> Louis Killen > Songs > Paddy Works on the Railway

Paddy Works on the Railway

[ Roud 208 ; Ballad Index LxU076 ; Paddy Works on the Railway at Fire Draw Near ; Wiltshire 425 ; DT PADRAIL1 , PADRAIL4 ; Mudcat 79368 ; trad.]

Joanna C. Colcord: Songs of American Sailormen Karl Dallas: One Hundred Songs of Toil Peggy Seeger, Ewan MacColl: The Singing Island

Ewan MacColl sang Poor Paddy Works on the Railway in 1951 on a Topic shellac record (TRC50). This track was included in 1954 on his, Isla Cameron’s and the Topic Singers untitled album (TRL1). He also song it on his and Peggy Seeger’s 1957 Topic album of industrial folk ballads, Shuttle and Cage, most of which was included in 1964 on Steam Whistle Ballads. The liner notes commented:

This song, long popular in the United States, was the product of Irish immigrant labourers, who moved west with the great railway expansions in the middle of the 19th century. A questionnaire (1952) circulated in a number of loco sheds in Northern England, produced five versions of this song. In the past few years, British folksingers have tended to fuse two versions into a single song. Ewan MacColl sings a collation of a slow version from Liverpool and a fast version from Hellefield in Yorkshire.
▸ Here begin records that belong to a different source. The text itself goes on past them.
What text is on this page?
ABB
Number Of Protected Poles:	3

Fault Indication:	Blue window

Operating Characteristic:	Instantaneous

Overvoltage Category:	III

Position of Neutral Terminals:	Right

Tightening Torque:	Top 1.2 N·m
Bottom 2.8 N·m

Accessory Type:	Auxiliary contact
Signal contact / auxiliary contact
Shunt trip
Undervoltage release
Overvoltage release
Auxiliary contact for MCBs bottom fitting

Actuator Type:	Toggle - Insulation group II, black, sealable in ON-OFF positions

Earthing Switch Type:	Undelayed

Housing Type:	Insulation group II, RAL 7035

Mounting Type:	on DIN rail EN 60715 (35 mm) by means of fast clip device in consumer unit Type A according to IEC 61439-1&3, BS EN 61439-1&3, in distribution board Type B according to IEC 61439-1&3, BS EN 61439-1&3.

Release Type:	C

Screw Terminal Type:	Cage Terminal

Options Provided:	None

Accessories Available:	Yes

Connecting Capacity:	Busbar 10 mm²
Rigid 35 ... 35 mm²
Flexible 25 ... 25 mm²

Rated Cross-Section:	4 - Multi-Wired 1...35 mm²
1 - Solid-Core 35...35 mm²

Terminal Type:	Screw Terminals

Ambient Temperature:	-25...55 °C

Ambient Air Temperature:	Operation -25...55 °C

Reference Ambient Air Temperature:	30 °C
Jon Raven sang Paddy Works on the Railway in 1977 on the Broadside anthology Steam Ballads.

Louis Killen sang Paddy Works on the Railway in 1980 on his Collector album of songs of the British industrial revolution, Gallant Lads Are We. He noted:

Different from the perhaps better known U.S. ballad [ Roud 13611 ], it tells how the Irish labourers built the railways and transformed British economic and social history with muscle and shovel.

The Pogues sang Poor Paddy on their 1984 album Red Roses for Me.
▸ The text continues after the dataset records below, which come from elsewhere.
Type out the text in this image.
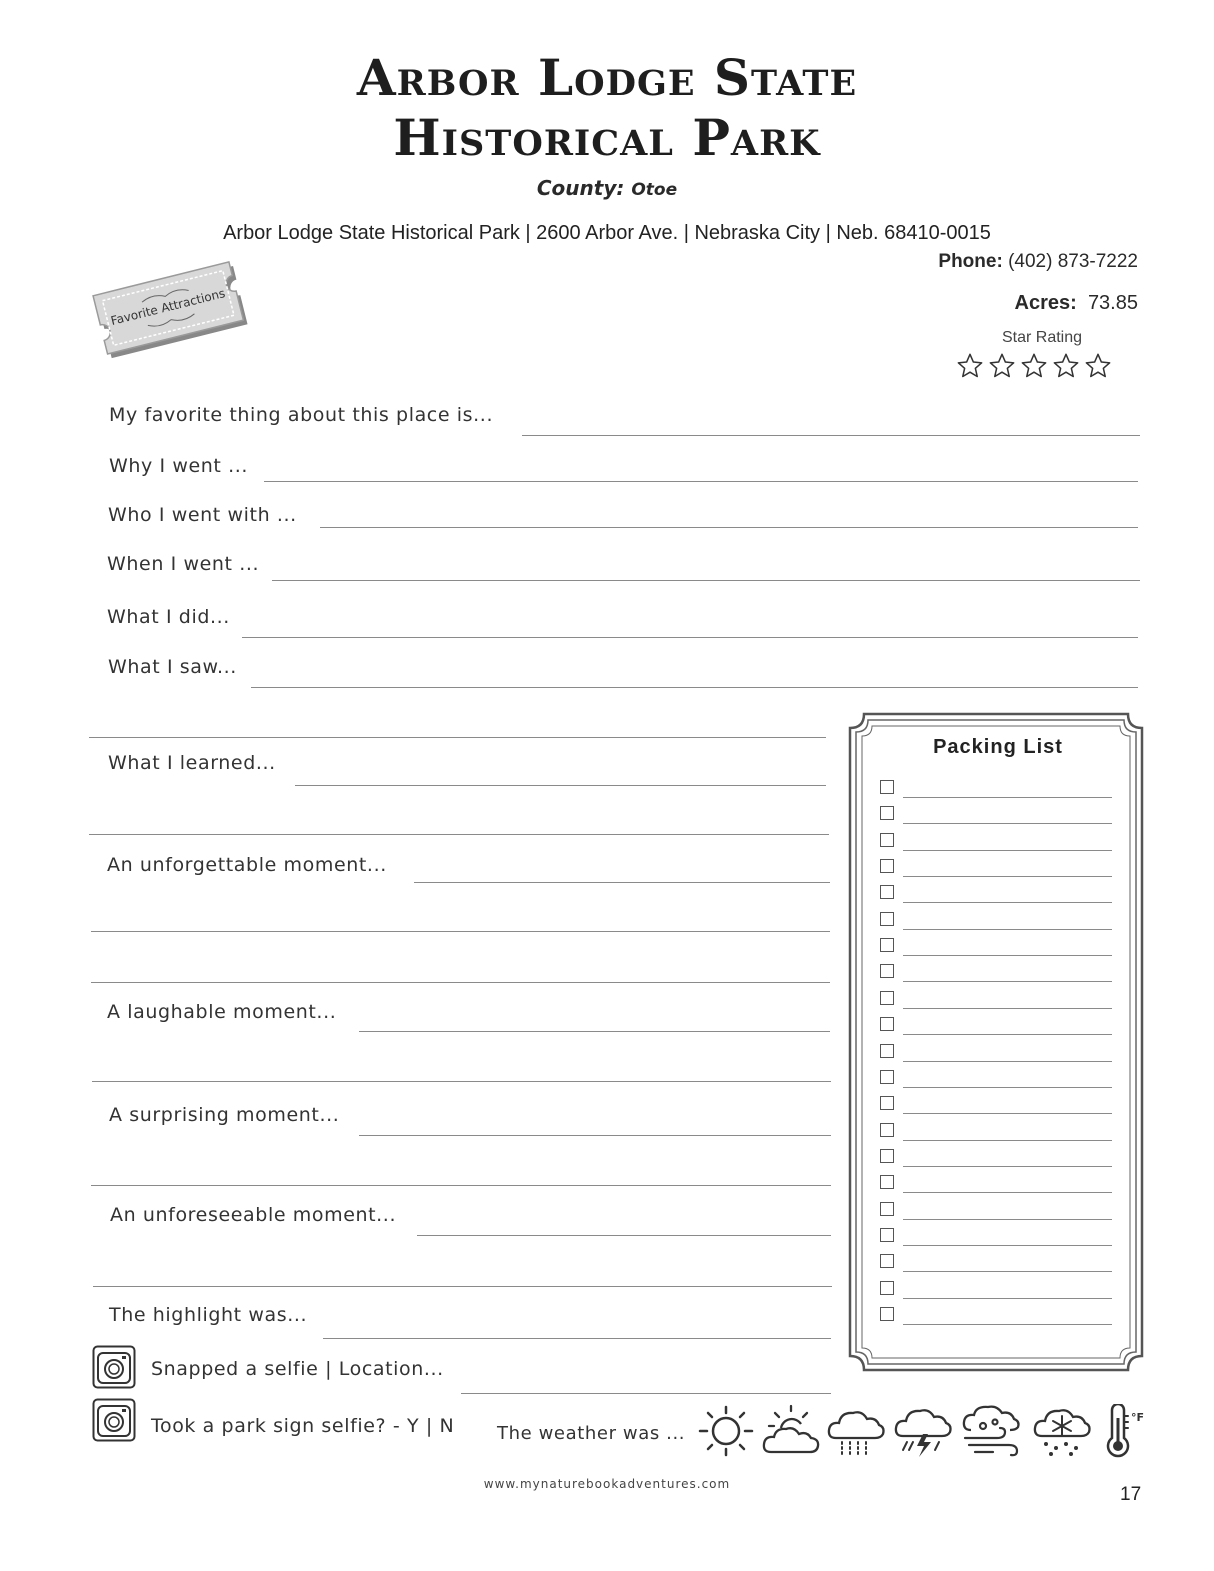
Arbor Lodge State
Historical Park
County: Otoe
Arbor Lodge State Historical Park | 2600 Arbor Ave. | Nebraska City | Neb. 68410-0015
Phone: (402) 873-7222
Acres: 73.85
Favorite Attractions
Star Rating
My favorite thing about this place is...
Why I went ...
Who I went with ...
When I went ...
What I did...
What I saw...
What I learned...
An unforgettable moment...
A laughable moment...
A surprising moment...
An unforeseeable moment...
The highlight was...
Snapped a selfie | Location...
Took a park sign selfie? - Y | N
Packing List
The weather was ...
°F
www.mynaturebookadventures.com	17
Keith Kendrick sang Paddy Works on the Railway in 2012 on the WildGoose anthology of sea songs from the repertoire of John Short (1839-1933) of Watchet, Short Sharp Shanties Vol. 3. He noted:

One of the two shanties (the other being He Back, She Back) which seem to relate to the American shore song Pat Do This. There is obviously a complex of songs, including Pat Do This, Paddy Works on the Erie, Mick Upon on the Railroad, Song of the Pinewoods and The American Railway. The earliest record of Paddy Works on the Railway seems to be from 1864 in a manuscript from the clipper Young Australia. See the notes to He Back, She Back for more detail of the complex of related texts, locations, tunes and floating verses which it is impossible to tease out and give sequence too. To complicate things further, Colcord, Terry and Hugill also relate this shanty to When I Was Just a Shaver—but they have contrary opinions as to which was the antecedent of the other!

Most collectors give a version of this shanty and, as Colcord suggests, “Most versions begin Paddy’s career in 1841” although some start in 1861. Other than that, the shanty versions vary little and avoid the confusion of floating verses found in shore versions and variants.
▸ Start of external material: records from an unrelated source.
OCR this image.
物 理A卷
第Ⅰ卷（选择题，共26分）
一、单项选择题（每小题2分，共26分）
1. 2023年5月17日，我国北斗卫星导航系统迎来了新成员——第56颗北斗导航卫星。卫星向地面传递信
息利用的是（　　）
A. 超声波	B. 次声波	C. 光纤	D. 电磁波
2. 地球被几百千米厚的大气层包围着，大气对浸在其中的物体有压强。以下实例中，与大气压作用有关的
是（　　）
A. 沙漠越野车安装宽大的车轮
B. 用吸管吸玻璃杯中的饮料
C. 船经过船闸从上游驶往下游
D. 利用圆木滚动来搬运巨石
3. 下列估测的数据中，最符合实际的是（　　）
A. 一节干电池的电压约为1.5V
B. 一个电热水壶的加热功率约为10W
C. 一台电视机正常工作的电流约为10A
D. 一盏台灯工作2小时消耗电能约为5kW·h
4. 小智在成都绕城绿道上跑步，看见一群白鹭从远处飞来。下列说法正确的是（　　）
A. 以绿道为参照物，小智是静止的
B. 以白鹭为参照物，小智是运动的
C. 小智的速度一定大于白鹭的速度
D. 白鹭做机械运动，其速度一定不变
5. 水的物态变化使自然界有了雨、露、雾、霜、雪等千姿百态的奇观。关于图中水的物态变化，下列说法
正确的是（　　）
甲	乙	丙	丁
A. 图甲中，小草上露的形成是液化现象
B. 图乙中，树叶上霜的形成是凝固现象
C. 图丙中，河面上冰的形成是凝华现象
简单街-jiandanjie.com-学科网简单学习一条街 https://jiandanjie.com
All the verses here are from Short. His last verse, which breaks the sequence of years, also appears in the broadside song The Press Gang and recurs in variant form, along with the occupations of other family members, in many other songs right down to modern-day rugby songs.

Lyrics

Louis Killen sings Paddy Works on the Railway

In eighteen hundred and forty-one,
My corduroy britches I put on,
My corduroy britches I put on
To work upon the railway, the railway,
I’m weary of the railway—poor Paddy works on the railway.

In eighteen hundred and forty-two
From Hartlepool I moved to Crewe
And found m’self a job to do
Working on the railway.

Chorus on 2nd, 3rd, 5th and 6th verses:
I was wearing corduroy britches, digging ditches.
Pulling switches, dodging the hitches,
I was working on the railway.

In eighteen hundred and forty-three
I broke my shovel across my knee
And went to work for the company
Of the Leeds and Selby Railway.

In eighteen hundred and forty-four
I landed on the Liverpool shore;
My belly was empty, my hands were sore
From working on the railway, the railway,
I’m weary of the railway—poor Paddy works on the railway.

In eighteen hundred and forty-five
When Dan O’Connell, he was alive;
Dan O’Connell he was alive
And working on the railway.
(Chorus: He was wearing, etc.)

In eighteen hundred and forty-six
I changed my trade from carrying bricks,
I changed my trade from carrying bricks
To working on the railway.

In eighteen hundred and forty-seven
Poor Paddy was thinking of going to heaven.
Poor Paddy was thinking of going to heaven
To work upon the railway, the railway,
I’m weary of the railway—poor Paddy works on the railway.